Um dos protagonistas nesta peça do “faz de conta”, o professor, resigna-se a um triste papel de inoperância, fugindo de novos conflitos, evitando maiores dissabores e desgastes, já que o fardo cotidiano das aulas, das agressões de seus alunos, das correções de provas em casa, dos conselhos de classe, das intermináveis reuniões pedagógicas etc, o massacram já suficientemente.  O professor contemporâneo descaracterizou-se, perdeu sua força, suas filiações mais caras, que o identificavam e o enobreciam perante a sociedade, naquilo que representava a respeitabilidade, o crédito e o repouso em sua nobreza e postura; rastrearam o seu ímpeto e tiraram-lhe o baluarte e o orgulho da profissão, humilharam-no em praça pública, porque sempre representou a revolução! Culpa de toda a sociedade, de cada um que inclina-se a votar no vereador da cesta básica e do trio elétrico; mas culpa notadamente do Estado, nas figuras do pernicioso dirigente de Governo; do parlamentar irresponsável em farta criatividade para a pilhagem e a hipocrisia; da Imprensa e seus dirigentes e repórteres bem engomadinhos de TV que, em horário nobre, se esforçam para lavar as mãos em matérias cínicas onde fingem mostrar-se preocupados com a Educação, enquanto patrocinam o ridículo, o estúpido e o desprezo pela inteligência humana em seus programas tipo BBBs; culpa, ainda, de um corpo judiciário descomprometido com a causa popular, dos mais pobres, senhores de preto sempre atentos a considerarem qualquer justo movimento grevista como atentado ao seu chefe, àquele que o colocou lá, meu sinhorzinho o Governador: que o sindicato dos professores paguem por cada dia de paralização, sentencia o toga filhinho de mamãe. Disto, vai-se, em boa parte, o desejo de lecionar e a ambição pela mudança. Compromete-se o futuro e o desenvolvimento, ao tempo em que se mantem o status quo de poder das 5 elites, industrial, bancária, latifundiária, militar e de comunicação de massa, estas mesmas que se empenham, há séculos, no maravilhoso esforço de idiotização do povo, colorindo o desenho a cada Carnaval, São João e Ano Novo,... , e segue o trem da alegria, enquanto o caos corre lá fora.
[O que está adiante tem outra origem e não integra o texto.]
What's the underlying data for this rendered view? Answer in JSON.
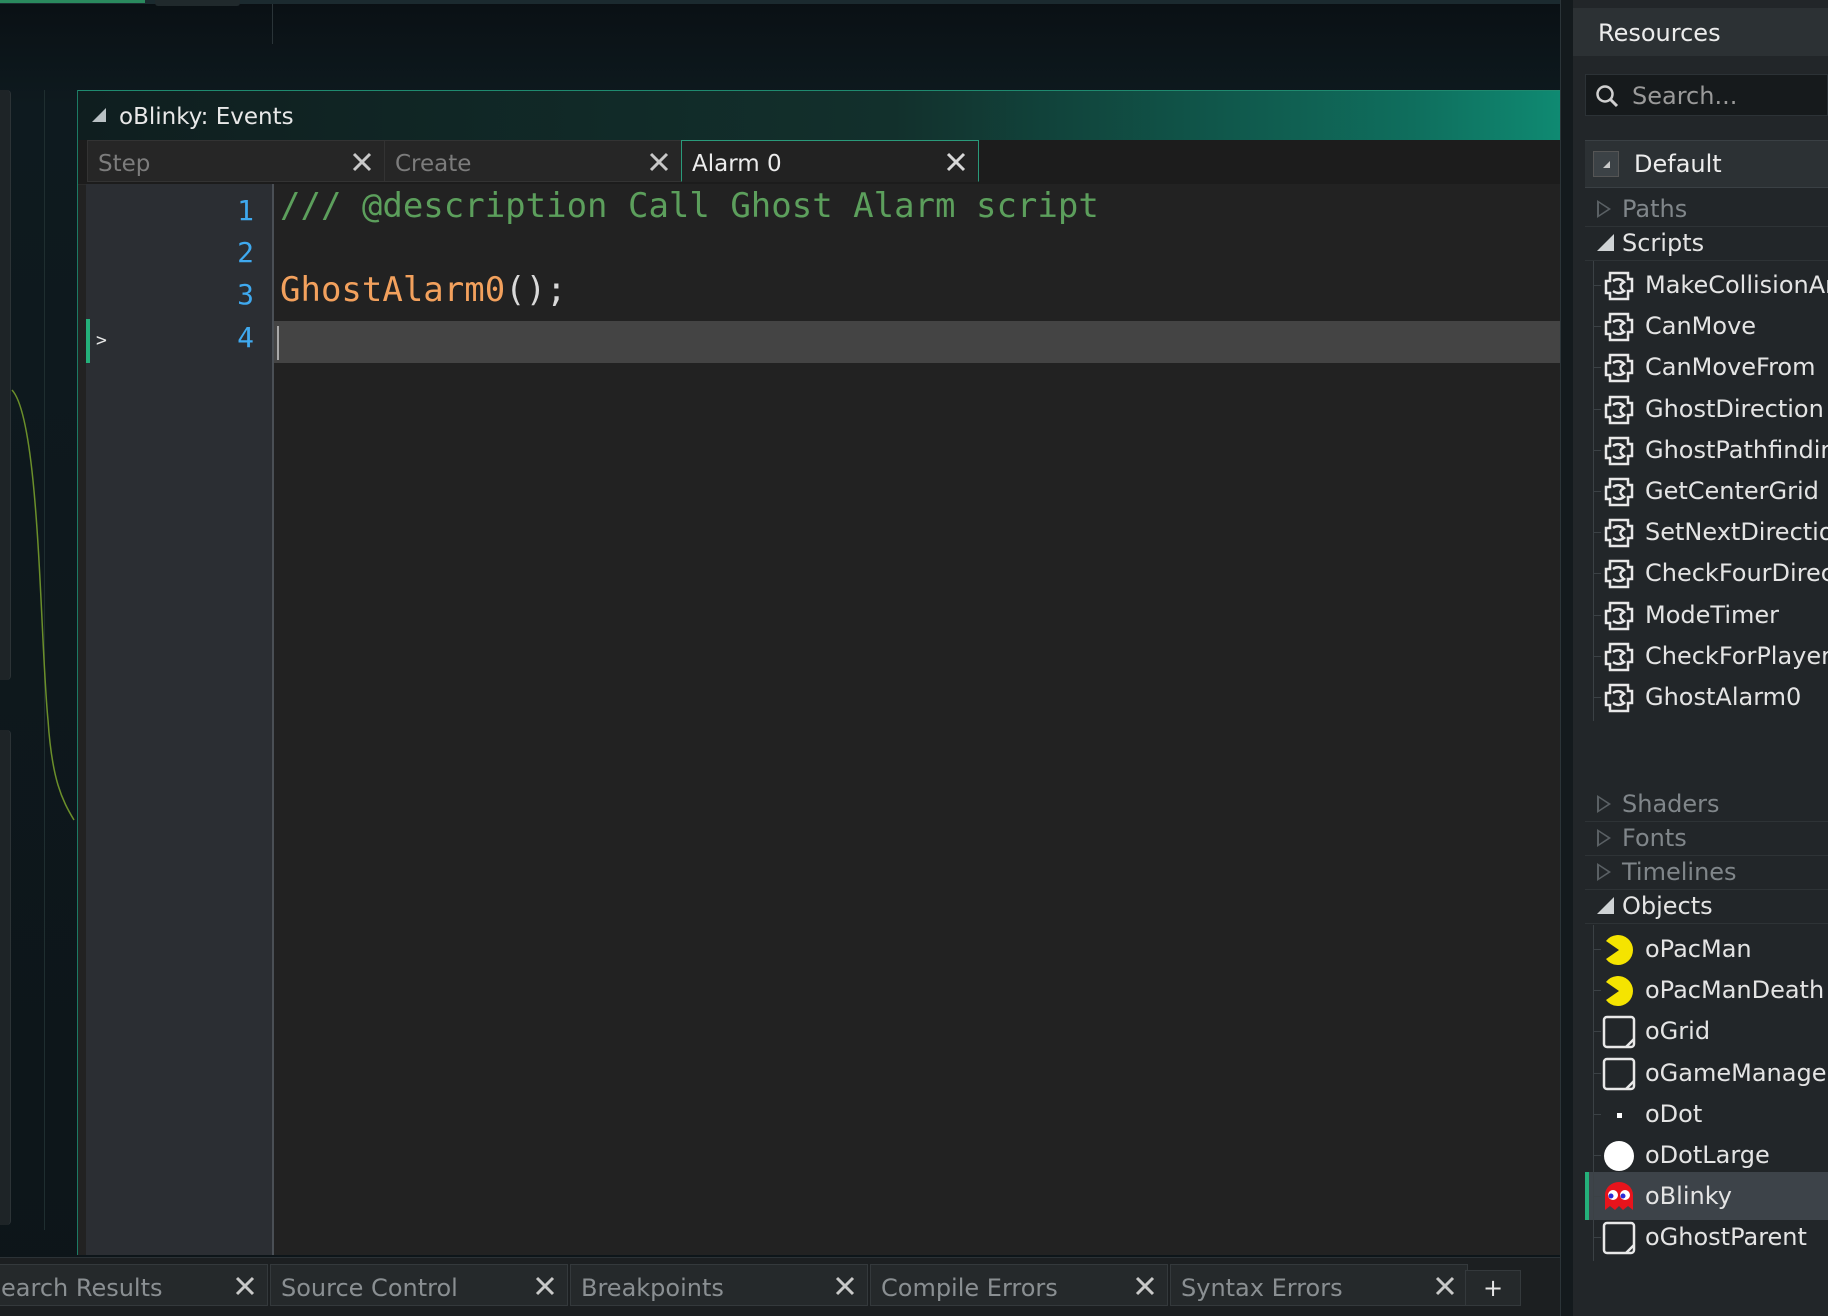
{
  "event_editor": {
    "title": "oBlinky: Events",
    "tabs": [
      {
        "label": "Step",
        "active": false
      },
      {
        "label": "Create",
        "active": false
      },
      {
        "label": "Alarm 0",
        "active": true
      }
    ],
    "code": {
      "line_numbers": [
        "1",
        "2",
        "3",
        "4"
      ],
      "line1_comment": "/// @description Call Ghost Alarm script",
      "line3_func": "GhostAlarm0",
      "line3_punc": "();",
      "current_line": 4
    }
  },
  "bottom_tabs": {
    "items": [
      "earch Results",
      "Source Control",
      "Breakpoints",
      "Compile Errors",
      "Syntax Errors"
    ],
    "add_label": "+"
  },
  "resources": {
    "title": "Resources",
    "search_placeholder": "Search...",
    "default_group": "Default",
    "groups": {
      "paths": "Paths",
      "scripts": "Scripts",
      "shaders": "Shaders",
      "fonts": "Fonts",
      "timelines": "Timelines",
      "objects": "Objects"
    },
    "scripts": [
      "MakeCollisionArr",
      "CanMove",
      "CanMoveFrom",
      "GhostDirection",
      "GhostPathfinding",
      "GetCenterGrid",
      "SetNextDirection",
      "CheckFourDirect",
      "ModeTimer",
      "CheckForPlayerK",
      "GhostAlarm0"
    ],
    "objects": [
      {
        "label": "oPacMan",
        "icon": "pacman-icon"
      },
      {
        "label": "oPacManDeath",
        "icon": "pacman-icon"
      },
      {
        "label": "oGrid",
        "icon": "empty-sprite-icon"
      },
      {
        "label": "oGameManager",
        "icon": "empty-sprite-icon"
      },
      {
        "label": "oDot",
        "icon": "dot-icon"
      },
      {
        "label": "oDotLarge",
        "icon": "large-dot-icon"
      },
      {
        "label": "oBlinky",
        "icon": "ghost-icon",
        "selected": true
      },
      {
        "label": "oGhostParent",
        "icon": "empty-sprite-icon"
      }
    ]
  },
  "colors": {
    "accent": "#24b07a",
    "comment": "#5c9f5c",
    "function": "#f3a15d",
    "line_number": "#3fa9ef"
  }
}
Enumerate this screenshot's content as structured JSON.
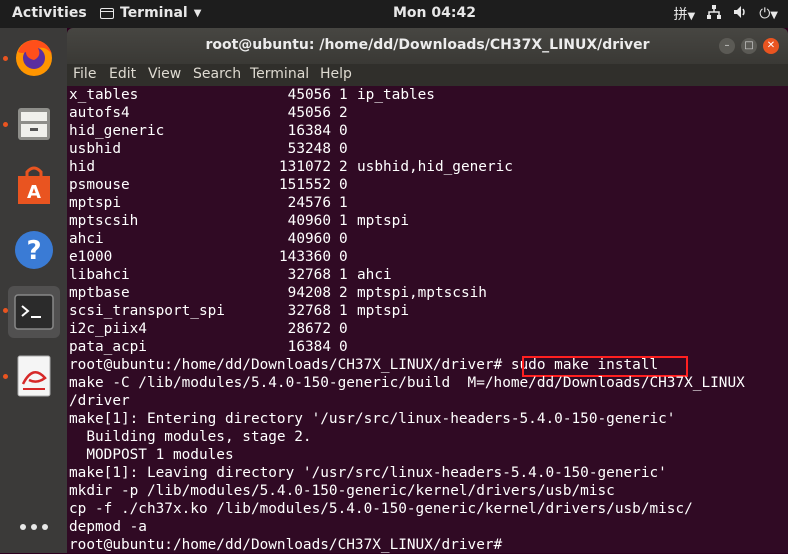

Neste cenário pouco aprazível, a figura do professor se oculta por trás de promessas fáceis e de uma enxurrada de projetos educacionais os quais, verdadeiramente, poucos resultados trazem para a alteração do atual quadro. O professor adoece de forma cruel, vagarosamente, ao longo dos anos de labuta, sem maiores cuidados por parte do Estado, sem acenos de apoio e sem ressonâncias aos seus lamentos. Em um contexto que se rascunhe a necessidade de se preservar a saúde do trabalhador como um todo, a figura do professor se enquadra com características bem sui generis, haja vista a posição estratégica que, apesar dos pesares, ainda ocupa em nossas sociedades, bem como a grave exigência que se faz de sua performance.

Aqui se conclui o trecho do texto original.